Lactarius aspideus, commonly known as the bright yellow milkcap, is a species of fungus in the family Russulaceae. Distinctive characteristics of the fruit body include the sticky, pale yellow cap, and the abundant latex that stains the mushroom tissue lilac. It is found in North America.

==Taxonomy==
The species was first described scientifically by Gertrude Simmons Burlingham in 1907. She found the fungus while collecting in Newfane, Vermont. Lactarius aspideus is classified in the section Aspideini of the subgenus Piperites of the genus Lactarius. Within the Aspideini it is further organized in the stirps Aspideus, along with L. aroostookensis, and L. pseudoaspideus.

==Description==
The cap is fleshy and firm, initially convex and umbilicate (with a central depression like a navel), then flattened before becoming funnel-shaped in maturity. Reaching diameters of 3–8 cm, caps are a sulfur-yellow color, with faint zones of narrow concentric rings of lighter and darker yellow tones. The cap is very sticky when wet, and has a thick and persisting gluten. The margin (edge of the cap) is rolled inward and has minute hairs in young specimens. The gills are whitish then cream-colored, spotted with yellow, and packed close together. Sometimes the gills fork next the stem. Their attachment to the stem is adnate—broadly attached to the stalk slightly above the bottom of the gill, with most of the gill fused to the stem. They are 4 mm broad, and stain lilac when the gill tissue has been damaged. The stem is sulfur yellow, often spotted with deeper yellow, sticky when young or wet, and equal in width throughout or abruptly smaller at the base. Its surface is smooth, and it is 3–6 cm long and 10–15 mm thick. The flesh is whitish, changing to a faint lilac color where exposed to the air. The latex is white, and has a bitter taste.

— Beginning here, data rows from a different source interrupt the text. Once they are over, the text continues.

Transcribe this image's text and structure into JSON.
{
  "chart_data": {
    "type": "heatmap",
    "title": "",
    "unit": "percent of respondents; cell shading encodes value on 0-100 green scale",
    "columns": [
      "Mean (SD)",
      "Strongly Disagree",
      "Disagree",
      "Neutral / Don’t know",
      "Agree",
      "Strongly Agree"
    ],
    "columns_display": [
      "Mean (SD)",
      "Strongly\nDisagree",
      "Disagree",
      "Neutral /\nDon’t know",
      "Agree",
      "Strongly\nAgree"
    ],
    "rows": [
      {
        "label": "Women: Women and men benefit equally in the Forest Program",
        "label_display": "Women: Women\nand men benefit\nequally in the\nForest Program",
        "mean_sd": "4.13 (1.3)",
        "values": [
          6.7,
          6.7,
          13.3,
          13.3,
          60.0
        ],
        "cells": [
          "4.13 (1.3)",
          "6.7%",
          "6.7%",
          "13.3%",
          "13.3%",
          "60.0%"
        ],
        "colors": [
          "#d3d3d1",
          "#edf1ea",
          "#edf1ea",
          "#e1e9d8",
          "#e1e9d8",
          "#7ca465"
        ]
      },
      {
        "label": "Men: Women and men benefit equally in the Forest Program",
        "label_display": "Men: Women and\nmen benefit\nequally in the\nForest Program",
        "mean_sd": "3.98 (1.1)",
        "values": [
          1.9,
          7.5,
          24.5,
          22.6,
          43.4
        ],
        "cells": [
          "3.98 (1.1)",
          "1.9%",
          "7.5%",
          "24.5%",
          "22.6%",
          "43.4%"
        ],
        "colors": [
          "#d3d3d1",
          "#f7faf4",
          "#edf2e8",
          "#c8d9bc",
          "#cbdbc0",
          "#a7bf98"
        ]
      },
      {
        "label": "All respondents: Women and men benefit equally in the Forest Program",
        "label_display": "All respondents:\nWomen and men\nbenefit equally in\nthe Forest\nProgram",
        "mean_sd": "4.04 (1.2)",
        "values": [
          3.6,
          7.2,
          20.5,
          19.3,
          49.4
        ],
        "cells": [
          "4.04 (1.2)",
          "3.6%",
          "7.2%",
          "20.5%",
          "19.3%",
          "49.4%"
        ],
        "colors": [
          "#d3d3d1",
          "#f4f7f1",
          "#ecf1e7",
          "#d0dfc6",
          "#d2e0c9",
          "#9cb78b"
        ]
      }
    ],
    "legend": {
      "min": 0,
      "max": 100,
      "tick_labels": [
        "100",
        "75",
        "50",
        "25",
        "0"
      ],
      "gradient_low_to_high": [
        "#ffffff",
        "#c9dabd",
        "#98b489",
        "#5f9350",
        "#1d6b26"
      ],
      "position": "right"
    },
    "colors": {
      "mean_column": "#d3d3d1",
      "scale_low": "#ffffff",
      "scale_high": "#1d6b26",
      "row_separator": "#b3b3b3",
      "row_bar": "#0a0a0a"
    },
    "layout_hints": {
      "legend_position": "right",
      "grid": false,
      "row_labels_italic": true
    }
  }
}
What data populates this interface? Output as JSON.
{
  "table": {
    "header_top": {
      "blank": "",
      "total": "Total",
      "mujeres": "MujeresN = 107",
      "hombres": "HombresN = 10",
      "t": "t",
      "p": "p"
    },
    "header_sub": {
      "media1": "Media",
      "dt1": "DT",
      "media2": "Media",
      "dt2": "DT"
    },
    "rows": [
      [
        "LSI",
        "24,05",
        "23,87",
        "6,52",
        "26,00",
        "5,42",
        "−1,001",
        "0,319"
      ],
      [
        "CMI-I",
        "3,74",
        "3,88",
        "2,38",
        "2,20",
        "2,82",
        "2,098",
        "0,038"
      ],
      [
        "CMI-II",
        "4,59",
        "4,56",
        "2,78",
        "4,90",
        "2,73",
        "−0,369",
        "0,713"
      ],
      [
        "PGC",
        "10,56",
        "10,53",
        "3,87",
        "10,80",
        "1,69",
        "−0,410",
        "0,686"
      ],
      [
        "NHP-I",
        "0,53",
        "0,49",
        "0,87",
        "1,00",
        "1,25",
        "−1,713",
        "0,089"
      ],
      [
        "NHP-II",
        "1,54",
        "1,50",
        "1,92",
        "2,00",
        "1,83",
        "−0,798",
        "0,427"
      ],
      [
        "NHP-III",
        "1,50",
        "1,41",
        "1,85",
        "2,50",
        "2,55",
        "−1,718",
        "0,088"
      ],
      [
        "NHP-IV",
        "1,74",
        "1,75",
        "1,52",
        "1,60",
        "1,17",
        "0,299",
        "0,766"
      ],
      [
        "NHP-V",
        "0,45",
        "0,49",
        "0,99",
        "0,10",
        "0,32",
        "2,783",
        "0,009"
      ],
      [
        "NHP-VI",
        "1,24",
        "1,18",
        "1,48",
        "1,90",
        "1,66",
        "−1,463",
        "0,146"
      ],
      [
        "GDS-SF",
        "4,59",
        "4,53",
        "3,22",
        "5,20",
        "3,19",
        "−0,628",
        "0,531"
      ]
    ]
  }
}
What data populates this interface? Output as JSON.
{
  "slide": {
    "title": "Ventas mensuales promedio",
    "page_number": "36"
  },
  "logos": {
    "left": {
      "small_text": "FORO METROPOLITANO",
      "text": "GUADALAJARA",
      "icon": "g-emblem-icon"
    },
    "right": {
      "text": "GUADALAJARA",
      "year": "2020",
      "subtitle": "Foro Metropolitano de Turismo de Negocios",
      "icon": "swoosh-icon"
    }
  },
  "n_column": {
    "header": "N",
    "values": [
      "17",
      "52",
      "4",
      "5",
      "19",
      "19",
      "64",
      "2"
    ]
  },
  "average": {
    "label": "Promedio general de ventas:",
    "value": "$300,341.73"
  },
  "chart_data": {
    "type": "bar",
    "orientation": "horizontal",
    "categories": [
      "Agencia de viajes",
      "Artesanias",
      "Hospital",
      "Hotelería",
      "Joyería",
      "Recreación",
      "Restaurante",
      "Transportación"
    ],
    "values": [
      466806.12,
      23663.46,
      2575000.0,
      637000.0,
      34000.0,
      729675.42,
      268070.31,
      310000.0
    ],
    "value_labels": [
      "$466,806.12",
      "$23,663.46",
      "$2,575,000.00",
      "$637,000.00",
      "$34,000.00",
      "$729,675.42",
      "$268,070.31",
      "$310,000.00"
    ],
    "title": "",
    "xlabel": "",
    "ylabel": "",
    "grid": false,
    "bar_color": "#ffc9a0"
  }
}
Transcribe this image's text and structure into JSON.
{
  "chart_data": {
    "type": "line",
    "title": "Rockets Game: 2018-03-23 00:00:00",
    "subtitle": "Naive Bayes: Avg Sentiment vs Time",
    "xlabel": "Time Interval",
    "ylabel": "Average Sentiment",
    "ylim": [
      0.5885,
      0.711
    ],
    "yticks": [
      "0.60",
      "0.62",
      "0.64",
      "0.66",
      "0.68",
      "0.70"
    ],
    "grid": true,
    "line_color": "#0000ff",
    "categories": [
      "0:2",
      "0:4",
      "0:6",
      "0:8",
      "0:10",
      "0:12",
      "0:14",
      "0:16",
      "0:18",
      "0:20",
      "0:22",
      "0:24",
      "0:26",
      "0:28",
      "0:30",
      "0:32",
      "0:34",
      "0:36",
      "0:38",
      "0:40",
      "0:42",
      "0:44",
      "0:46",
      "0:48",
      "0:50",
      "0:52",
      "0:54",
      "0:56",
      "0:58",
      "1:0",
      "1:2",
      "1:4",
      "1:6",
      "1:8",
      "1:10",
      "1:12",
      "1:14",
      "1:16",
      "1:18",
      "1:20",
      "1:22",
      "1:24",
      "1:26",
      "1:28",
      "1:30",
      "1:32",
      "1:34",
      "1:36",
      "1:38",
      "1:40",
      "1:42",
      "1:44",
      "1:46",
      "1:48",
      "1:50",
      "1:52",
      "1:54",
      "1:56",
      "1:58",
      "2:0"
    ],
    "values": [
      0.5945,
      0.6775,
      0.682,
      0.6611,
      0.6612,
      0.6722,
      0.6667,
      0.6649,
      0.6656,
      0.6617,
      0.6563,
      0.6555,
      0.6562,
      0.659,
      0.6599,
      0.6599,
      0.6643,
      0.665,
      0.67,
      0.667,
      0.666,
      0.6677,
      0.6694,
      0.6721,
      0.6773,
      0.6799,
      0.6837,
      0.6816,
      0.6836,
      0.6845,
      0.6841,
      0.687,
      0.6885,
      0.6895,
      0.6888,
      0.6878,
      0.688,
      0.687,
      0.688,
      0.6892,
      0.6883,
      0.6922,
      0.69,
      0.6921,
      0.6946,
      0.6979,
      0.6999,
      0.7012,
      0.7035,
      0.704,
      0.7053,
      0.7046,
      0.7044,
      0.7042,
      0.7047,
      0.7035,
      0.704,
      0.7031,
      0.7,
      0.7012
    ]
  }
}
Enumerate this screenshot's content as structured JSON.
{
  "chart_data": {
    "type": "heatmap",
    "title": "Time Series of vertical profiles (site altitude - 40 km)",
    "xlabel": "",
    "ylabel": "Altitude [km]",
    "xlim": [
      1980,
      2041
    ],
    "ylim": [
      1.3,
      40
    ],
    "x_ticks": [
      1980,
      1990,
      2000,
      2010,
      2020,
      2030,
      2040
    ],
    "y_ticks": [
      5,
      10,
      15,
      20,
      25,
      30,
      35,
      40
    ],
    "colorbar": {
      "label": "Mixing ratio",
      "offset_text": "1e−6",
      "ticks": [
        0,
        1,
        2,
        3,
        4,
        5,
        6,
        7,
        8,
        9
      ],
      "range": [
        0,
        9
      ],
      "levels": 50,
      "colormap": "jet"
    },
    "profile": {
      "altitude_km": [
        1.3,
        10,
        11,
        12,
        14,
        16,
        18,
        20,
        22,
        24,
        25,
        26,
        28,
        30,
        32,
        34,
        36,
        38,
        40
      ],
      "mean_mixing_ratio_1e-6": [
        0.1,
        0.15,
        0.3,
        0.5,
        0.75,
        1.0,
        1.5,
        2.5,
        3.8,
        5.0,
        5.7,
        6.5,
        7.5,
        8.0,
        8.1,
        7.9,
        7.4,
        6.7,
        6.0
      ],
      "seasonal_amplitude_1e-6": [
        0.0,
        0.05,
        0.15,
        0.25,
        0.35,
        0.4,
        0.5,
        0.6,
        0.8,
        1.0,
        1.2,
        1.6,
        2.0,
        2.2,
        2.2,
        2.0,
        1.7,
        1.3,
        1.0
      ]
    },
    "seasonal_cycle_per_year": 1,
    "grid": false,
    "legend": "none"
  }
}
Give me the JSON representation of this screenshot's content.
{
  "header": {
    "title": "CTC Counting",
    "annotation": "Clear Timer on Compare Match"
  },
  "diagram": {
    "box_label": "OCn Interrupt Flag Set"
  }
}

In deposit, such as with a spore print, the spores appear pale yellow. Use of a light microscope reveals further details: they are roughly spherical to broadly ellipsoid, measuring 7–9 by 7–8 μm, and covered with widely spaced, branching broad ridges between 0.5–1.5 μm high. The basidia, the spore-bearing cells, are 35–40 by 8–11 μm, four-spored, and club-shaped.

==Habitat and distribution==
Fruit bodies of Lactarius aspideus grow on the ground, scattered or in small groups, in deciduous and coniferous forests. This uncommon species is typically found from summer to autumn. The distribution includes the northeastern and central United States, extending into southern Canada.